Wholesomeness needn't be boring in a young actress. Consider Mandy Moore, whose virginal eagerness is lit by a spark of inquiring delight; she's clean without being squeaky.
Hilary Duff, on the other hand, with her blond Barbie bangs, sugary princess voice, and coyly batting daddy's-girl eyelashes, is like a product of the Britney/Olsens teenbot assembly line, and so the scrubbed earnestness she displays in a movie like Raise Your Voice seems less a personality than a plea for attention. She's as emotionally dynamic as an Oreo cookie a programmed flirt on the outside who's all sweetness and light on the inside. She makes me long for the comparatively Dostoyevskian depths of Sandra Dee.

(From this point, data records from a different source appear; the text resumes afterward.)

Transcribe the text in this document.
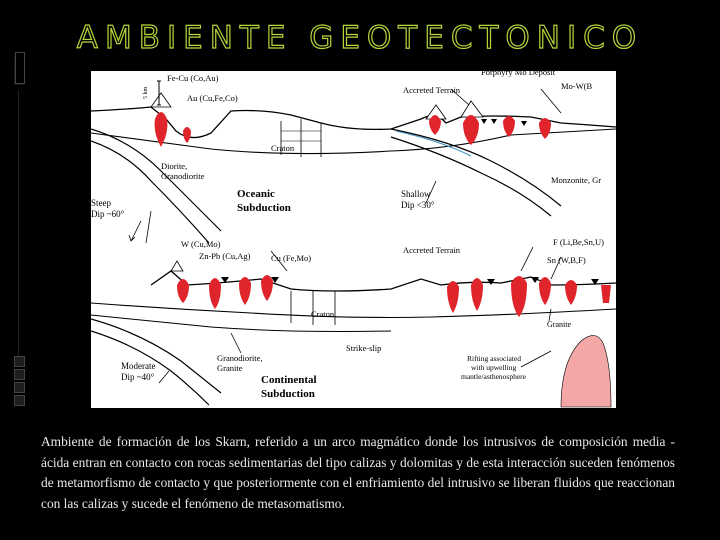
AMBIENTE GEOTECTONICO
Fe-Cu (Co,Au)
Au (Cu,Fe,Co)
Porphyry Mo Deposit
Accreted Terrain	Mo-W(B
Craton
Diorite,
Granodiorite
Oceanic
Subduction
Steep
Dip ~60°
Shallow
Dip <30°
Monzonite, Gr
5 km
W (Cu,Mo)
Zn-Pb (Cu,Ag) Cu (Fe,Mo)
Accreted Terrain
F (Li,Be,Sn,U)
Sn (W,B,F)
Craton
Granite
Strike-slip
Granodiorite,
Granite
Moderate
Dip ~40°	Continental
Subduction
Rifting associated
with upwelling
mantle/asthenosphere
Ambiente de formación de los Skarn, referido a un arco magmático donde los intrusivos de composición media - ácida entran en contacto con rocas sedimentarias del tipo calizas y dolomitas y de esta interacción suceden fenómenos de metamorfismo de contacto y que posteriormente con el enfriamiento del intrusivo se liberan fluidos que reaccionan con las calizas y sucede el fenómeno de metasomatismo.
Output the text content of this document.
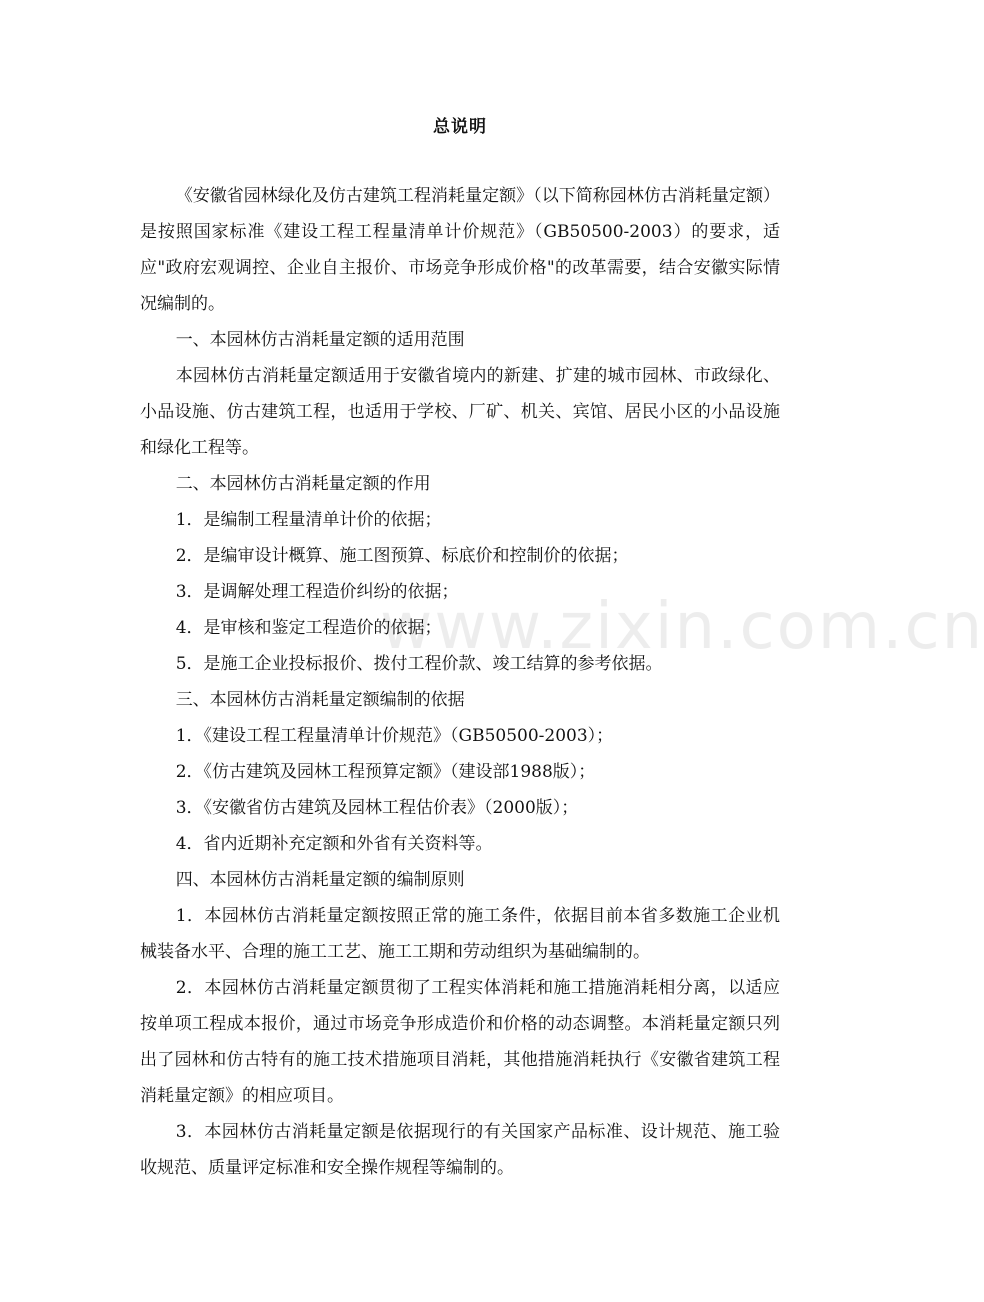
www.zixin.com.cn
总说明

《安徽省园林绿化及仿古建筑工程消耗量定额》（以下简称园林仿古消耗量定额）是按照国家标准《建设工程工程量清单计价规范》（GB50500-2003）的要求，适应"政府宏观调控、企业自主报价、市场竞争形成价格"的改革需要，结合安徽实际情况编制的。

一、本园林仿古消耗量定额的适用范围

本园林仿古消耗量定额适用于安徽省境内的新建、扩建的城市园林、市政绿化、小品设施、仿古建筑工程，也适用于学校、厂矿、机关、宾馆、居民小区的小品设施和绿化工程等。

二、本园林仿古消耗量定额的作用

1．是编制工程量清单计价的依据；

2．是编审设计概算、施工图预算、标底价和控制价的依据；

3．是调解处理工程造价纠纷的依据；

4．是审核和鉴定工程造价的依据；

5．是施工企业投标报价、拨付工程价款、竣工结算的参考依据。

三、本园林仿古消耗量定额编制的依据

1．《建设工程工程量清单计价规范》（GB50500-2003）；

2．《仿古建筑及园林工程预算定额》（建设部1988版）；

3．《安徽省仿古建筑及园林工程估价表》（2000版）；

4．省内近期补充定额和外省有关资料等。

四、本园林仿古消耗量定额的编制原则

1．本园林仿古消耗量定额按照正常的施工条件，依据目前本省多数施工企业机械装备水平、合理的施工工艺、施工工期和劳动组织为基础编制的。

2．本园林仿古消耗量定额贯彻了工程实体消耗和施工措施消耗相分离，以适应按单项工程成本报价，通过市场竞争形成造价和价格的动态调整。本消耗量定额只列出了园林和仿古特有的施工技术措施项目消耗，其他措施消耗执行《安徽省建筑工程消耗量定额》的相应项目。

3．本园林仿古消耗量定额是依据现行的有关国家产品标准、设计规范、施工验收规范、质量评定标准和安全操作规程等编制的。
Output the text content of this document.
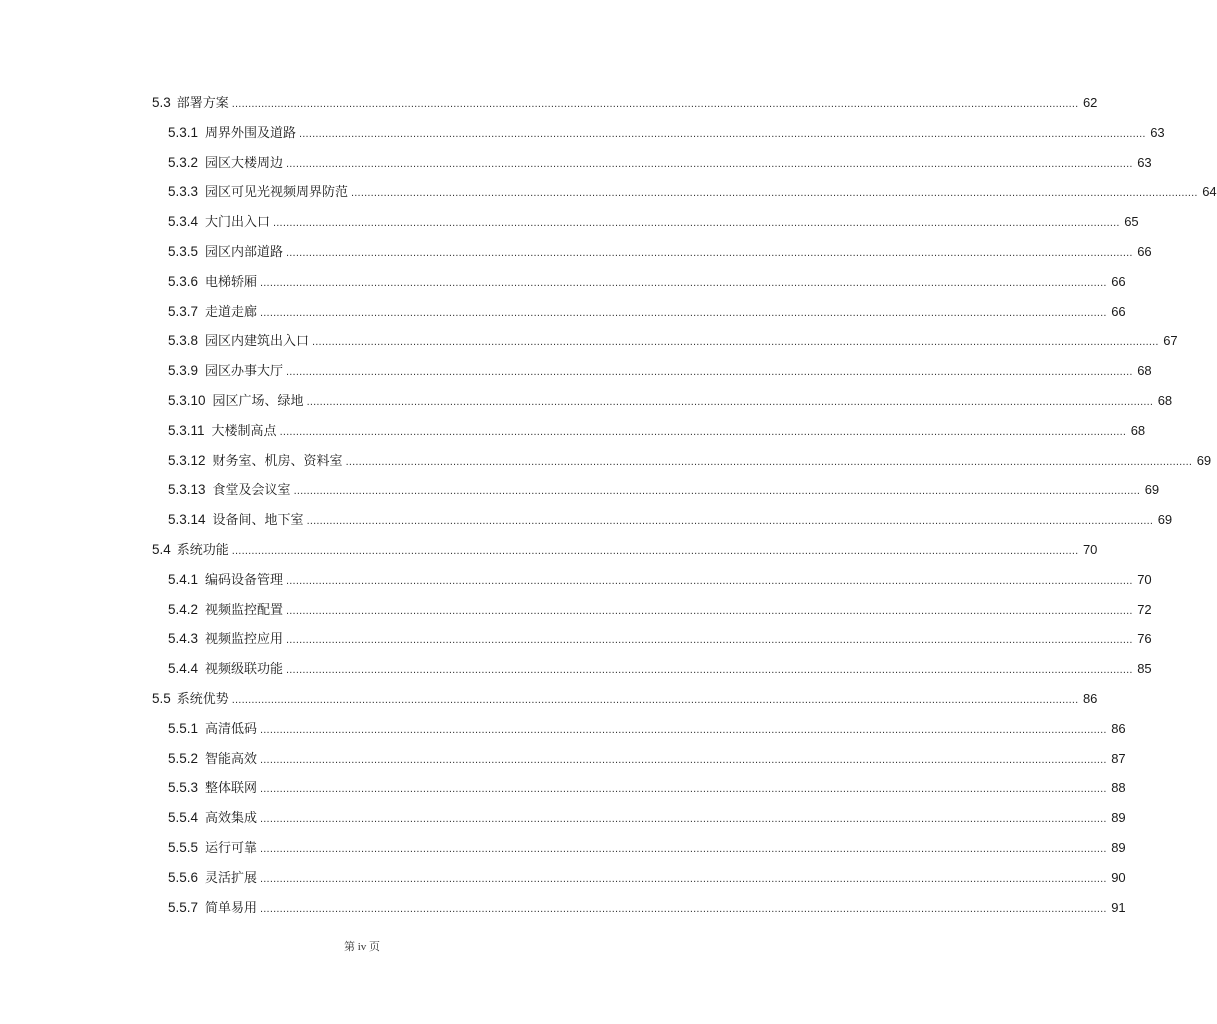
5.3 部署方案 .................................................................................................................................................................................................................................................................... 62
5.3.1 周界外围及道路 .................................................................................................................................................................................................................................................................... 63
5.3.2 园区大楼周边 .................................................................................................................................................................................................................................................................... 63
5.3.3 园区可见光视频周界防范 .................................................................................................................................................................................................................................................................... 64
5.3.4 大门出入口 .................................................................................................................................................................................................................................................................... 65
5.3.5 园区内部道路 .................................................................................................................................................................................................................................................................... 66
5.3.6 电梯轿厢 .................................................................................................................................................................................................................................................................... 66
5.3.7 走道走廊 .................................................................................................................................................................................................................................................................... 66
5.3.8 园区内建筑出入口 .................................................................................................................................................................................................................................................................... 67
5.3.9 园区办事大厅 .................................................................................................................................................................................................................................................................... 68
5.3.10 园区广场、绿地 .................................................................................................................................................................................................................................................................... 68
5.3.11 大楼制高点 .................................................................................................................................................................................................................................................................... 68
5.3.12 财务室、机房、资料室 .................................................................................................................................................................................................................................................................... 69
5.3.13 食堂及会议室 .................................................................................................................................................................................................................................................................... 69
5.3.14 设备间、地下室 .................................................................................................................................................................................................................................................................... 69
5.4 系统功能 .................................................................................................................................................................................................................................................................... 70
5.4.1 编码设备管理 .................................................................................................................................................................................................................................................................... 70
5.4.2 视频监控配置 .................................................................................................................................................................................................................................................................... 72
5.4.3 视频监控应用 .................................................................................................................................................................................................................................................................... 76
5.4.4 视频级联功能 .................................................................................................................................................................................................................................................................... 85
5.5 系统优势 .................................................................................................................................................................................................................................................................... 86
5.5.1 高清低码 .................................................................................................................................................................................................................................................................... 86
5.5.2 智能高效 .................................................................................................................................................................................................................................................................... 87
5.5.3 整体联网 .................................................................................................................................................................................................................................................................... 88
5.5.4 高效集成 .................................................................................................................................................................................................................................................................... 89
5.5.5 运行可靠 .................................................................................................................................................................................................................................................................... 89
5.5.6 灵活扩展 .................................................................................................................................................................................................................................................................... 90
5.5.7 简单易用 .................................................................................................................................................................................................................................................................... 91
第 iv 页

In Raise Your Voice, a tween update of Fame, Duff plays a small-town girl with big pipes and bigger dreams who sets off for Los Angeles to attend the highly competitive three-week summer music program at the Bristol-Hillman Conservatory. Looking half as tall as everyone else in the movie (John Corbett, especially, towers over her as a saintly hippie vocal instructor), Duff is the breathy soft-pop angel in a pool of precocious exhibitionists. There's the hip-hop drum-machine geek, the pianist who broods like Morticia Addams, the mean-enough- to-be-head-cheerleader choral tart, and the spiky-haired lyricist (Oliver James) who becomes her collaborator in love. The cheesy unctuousness of Fame is that it passed off high school soap opera as artistic torment. I enjoyed the musical numbers in Raise Your Voice, including Duff's, but the rest of the film is too synthetic to even be called cheese.